The reader of an article cannot know for sure whether a certain outcome parameter was determined to be the primary outcome parameter in a truly a priori manner. It is theoretically possible that investigators of a study evaluated multiple outcome parameters and that, after analyzing them, they claimed post hoc that whatever outcome parameter resulted in the lowest p value was the a priori defined outcome parameter. In order to assure readers that outcome parameters were defined before the start of the study (a priori), investigators can register their study protocols before the start of their study at , a publicly available trial registry which meets the criteria of the International Committee of Medical Journal Editors (ICMJE) and is sponsored by the United States National Library of Medicine.
Mathematically, most outcome parameters are measured on either a continuous scale or a categorical scale.
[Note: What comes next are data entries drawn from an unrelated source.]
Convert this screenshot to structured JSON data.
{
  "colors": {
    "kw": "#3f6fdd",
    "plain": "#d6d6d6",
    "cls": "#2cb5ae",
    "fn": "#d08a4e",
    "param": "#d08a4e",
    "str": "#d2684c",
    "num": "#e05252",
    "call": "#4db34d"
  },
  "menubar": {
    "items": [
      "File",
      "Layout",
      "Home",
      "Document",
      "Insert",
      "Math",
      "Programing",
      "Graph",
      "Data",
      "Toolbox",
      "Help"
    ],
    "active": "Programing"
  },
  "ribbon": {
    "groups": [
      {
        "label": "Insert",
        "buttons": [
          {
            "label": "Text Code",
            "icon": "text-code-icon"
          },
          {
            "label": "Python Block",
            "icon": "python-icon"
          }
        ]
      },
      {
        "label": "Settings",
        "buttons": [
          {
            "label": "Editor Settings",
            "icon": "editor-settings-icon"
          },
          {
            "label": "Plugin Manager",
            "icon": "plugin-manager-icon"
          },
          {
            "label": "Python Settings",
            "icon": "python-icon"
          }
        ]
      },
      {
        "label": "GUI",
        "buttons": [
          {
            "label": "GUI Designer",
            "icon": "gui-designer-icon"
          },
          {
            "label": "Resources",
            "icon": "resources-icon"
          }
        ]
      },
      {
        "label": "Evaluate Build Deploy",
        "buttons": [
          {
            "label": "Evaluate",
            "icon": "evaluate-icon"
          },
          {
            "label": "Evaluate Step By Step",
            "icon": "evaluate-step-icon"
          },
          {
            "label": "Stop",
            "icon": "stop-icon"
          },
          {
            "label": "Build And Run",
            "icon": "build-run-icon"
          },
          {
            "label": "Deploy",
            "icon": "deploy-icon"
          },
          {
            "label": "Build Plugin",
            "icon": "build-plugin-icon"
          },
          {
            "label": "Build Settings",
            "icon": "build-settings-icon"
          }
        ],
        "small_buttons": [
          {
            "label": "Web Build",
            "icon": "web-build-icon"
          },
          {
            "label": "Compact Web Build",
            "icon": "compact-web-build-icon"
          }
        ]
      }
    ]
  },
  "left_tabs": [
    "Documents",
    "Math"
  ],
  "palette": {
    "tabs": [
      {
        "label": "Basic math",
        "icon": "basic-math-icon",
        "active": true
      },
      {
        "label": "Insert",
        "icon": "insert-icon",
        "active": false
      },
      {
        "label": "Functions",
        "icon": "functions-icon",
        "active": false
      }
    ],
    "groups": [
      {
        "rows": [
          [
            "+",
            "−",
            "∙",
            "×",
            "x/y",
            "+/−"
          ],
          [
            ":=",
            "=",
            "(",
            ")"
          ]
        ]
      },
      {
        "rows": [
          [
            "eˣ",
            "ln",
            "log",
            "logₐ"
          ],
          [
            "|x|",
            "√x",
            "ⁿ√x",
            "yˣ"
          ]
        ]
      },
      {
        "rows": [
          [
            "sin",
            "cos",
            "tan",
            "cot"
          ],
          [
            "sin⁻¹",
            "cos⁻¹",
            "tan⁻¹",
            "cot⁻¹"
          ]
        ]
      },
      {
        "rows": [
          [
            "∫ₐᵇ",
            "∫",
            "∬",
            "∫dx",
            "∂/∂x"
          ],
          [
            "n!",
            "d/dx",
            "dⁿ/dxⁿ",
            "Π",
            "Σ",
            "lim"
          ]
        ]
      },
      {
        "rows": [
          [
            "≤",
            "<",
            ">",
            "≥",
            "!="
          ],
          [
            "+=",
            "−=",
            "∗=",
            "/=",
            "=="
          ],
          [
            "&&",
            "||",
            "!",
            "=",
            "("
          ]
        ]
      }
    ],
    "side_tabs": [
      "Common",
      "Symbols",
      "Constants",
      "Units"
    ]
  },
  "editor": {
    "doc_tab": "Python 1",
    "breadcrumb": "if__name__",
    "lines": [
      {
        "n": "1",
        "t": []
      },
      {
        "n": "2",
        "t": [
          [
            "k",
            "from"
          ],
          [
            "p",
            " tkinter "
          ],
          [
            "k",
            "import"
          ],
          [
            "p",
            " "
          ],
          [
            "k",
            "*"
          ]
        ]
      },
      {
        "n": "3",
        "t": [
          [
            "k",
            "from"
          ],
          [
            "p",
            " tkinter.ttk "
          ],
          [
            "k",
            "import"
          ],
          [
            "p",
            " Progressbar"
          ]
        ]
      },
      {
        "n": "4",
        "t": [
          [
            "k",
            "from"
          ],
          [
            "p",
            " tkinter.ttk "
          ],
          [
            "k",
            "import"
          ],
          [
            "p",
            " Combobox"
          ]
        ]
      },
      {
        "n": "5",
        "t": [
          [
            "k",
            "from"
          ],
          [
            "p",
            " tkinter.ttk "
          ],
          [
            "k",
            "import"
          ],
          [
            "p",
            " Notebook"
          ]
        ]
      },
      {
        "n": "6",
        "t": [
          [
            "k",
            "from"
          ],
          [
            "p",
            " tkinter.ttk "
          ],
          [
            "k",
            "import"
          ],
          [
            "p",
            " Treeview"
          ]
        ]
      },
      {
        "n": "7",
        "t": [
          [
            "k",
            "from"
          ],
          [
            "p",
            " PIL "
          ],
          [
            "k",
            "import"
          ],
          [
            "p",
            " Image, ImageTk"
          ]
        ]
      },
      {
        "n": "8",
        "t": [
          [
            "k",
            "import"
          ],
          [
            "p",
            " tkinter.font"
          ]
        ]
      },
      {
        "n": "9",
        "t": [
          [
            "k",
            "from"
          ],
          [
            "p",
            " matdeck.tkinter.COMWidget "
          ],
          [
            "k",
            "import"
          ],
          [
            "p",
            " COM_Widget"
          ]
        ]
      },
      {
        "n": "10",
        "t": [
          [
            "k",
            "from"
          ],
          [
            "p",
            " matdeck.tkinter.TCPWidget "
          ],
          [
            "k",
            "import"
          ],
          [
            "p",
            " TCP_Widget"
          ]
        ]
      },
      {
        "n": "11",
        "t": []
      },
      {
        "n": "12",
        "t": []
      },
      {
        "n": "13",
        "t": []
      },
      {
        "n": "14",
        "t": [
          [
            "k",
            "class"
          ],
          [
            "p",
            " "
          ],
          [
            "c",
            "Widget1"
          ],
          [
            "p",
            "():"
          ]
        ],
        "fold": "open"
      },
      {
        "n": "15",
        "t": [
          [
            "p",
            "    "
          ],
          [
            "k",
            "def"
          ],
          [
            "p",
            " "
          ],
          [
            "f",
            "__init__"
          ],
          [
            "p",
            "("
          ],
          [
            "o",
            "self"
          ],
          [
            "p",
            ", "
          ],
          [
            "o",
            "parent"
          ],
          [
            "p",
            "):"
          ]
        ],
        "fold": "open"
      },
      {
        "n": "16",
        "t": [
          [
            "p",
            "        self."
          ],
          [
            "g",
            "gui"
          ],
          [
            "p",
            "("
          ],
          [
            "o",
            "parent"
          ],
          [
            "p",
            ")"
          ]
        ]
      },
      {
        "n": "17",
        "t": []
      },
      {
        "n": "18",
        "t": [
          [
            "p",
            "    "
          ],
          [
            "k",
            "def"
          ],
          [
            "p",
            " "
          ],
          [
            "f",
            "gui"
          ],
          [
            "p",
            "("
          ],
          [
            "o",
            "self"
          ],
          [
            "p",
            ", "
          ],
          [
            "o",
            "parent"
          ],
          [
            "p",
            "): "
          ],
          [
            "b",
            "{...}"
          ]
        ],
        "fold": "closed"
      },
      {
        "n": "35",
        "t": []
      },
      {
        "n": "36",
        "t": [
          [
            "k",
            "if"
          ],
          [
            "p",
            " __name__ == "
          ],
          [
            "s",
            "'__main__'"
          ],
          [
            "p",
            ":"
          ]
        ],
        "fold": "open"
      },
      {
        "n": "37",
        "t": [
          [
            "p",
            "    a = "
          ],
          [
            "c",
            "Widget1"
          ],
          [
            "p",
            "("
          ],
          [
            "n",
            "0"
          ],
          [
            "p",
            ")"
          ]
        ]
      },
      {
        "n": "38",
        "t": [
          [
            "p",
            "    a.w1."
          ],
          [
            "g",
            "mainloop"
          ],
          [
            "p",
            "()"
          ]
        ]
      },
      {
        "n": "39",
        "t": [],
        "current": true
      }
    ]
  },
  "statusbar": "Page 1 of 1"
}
Continuous outcome parameters are essentially numbers associated with the individual study subjects. On the other hand, as implied by the name, categorical outcomes have multiple categories, one of which is associated with the patient (e.g., excellent, good, fair, or bad outcome). A special case of a categorical outcome is a dichotomous outcome. Dichotomous outcomes have two categories (e.g., union or nonunion, infection or no infection, or revision or no revision). Dichotomous outcomes are expressed for the entire study cohort as a percentage (e.g., a 10% nonunion rate) and are therefore sometimes confused with continuous outcomes. However, each single patient is in one of two categories (e.g., union or nonunion). Sample-size calculations as well as the analysis of continuous and categorical outcomes are entirely different. As demonstrated in the following paragraphs, sample-size requirements for dichotomous outcomes are much higher than for continuous outcomes.
Journal readers and reviewers often focus on statistical significance without questioning whether those differences are clinically relevant. Ultimately, statistically, any difference can be significant if the sample size is large enough, but does that mean that the difference is clinically important? Unfortunately, the answer to this question is very subjective and can often be very arbitrary. When designing a study, after determining the primary outcome parameter that will be used to calculate the sample size, it is essential to postulate the clinically minimally important difference in the chosen outcome parameter. An example would be the question: What differences in failure rates would convince you as the surgeon to choose one treatment over the other? The answer is even more subjective when looking at a continuous outcome measure, such as clinical score (e.g., a health-related quality-of-life instrument), as it is often unknown what score differences are clinically relevant to the patient.
Jaeschke et al. defined a minimally clinically important difference as "the smallest difference in a score of a domain of interest that patients perceive to be beneficial and that would mandate, in the absence of troublesome side effects and excessive costs, a change in the patient's management."5 Minimally important differences in health-related quality-of-life scores have been estimated with use of two methods: (1) an anchor-based approach, and/or (2) a distribution-based approach6-8. When using an anchor-based approach to determine the minimally important difference of an instrument or an instrument domain, the score of interest is correlated with a measure of clinical change, the so-called anchor, in the patient population of interest. The anchor might consist of one or more questions the patient is asked, such as: Has your health become "a lot better," "a little better," "stayed the same," "a little worse," or "a lot worse?"6 Differences in the score of interest for patients that fall into each category can then be used to calculate the minimally important difference. This approach has two drawbacks, however: first, estimating the minimally important difference requires agreements about what constitutes a minimal change in the anchor6; and second, to our knowledge, ultimately established so-called "hard" numbers for the minimally important difference based on this approach currently do not exist for commonly used orthopaedic health-related quality-of-life measures such as the Short Form-36, the Short Musculoskeletal Function Assessment, or the EuroQol-5 Dimensions9-11.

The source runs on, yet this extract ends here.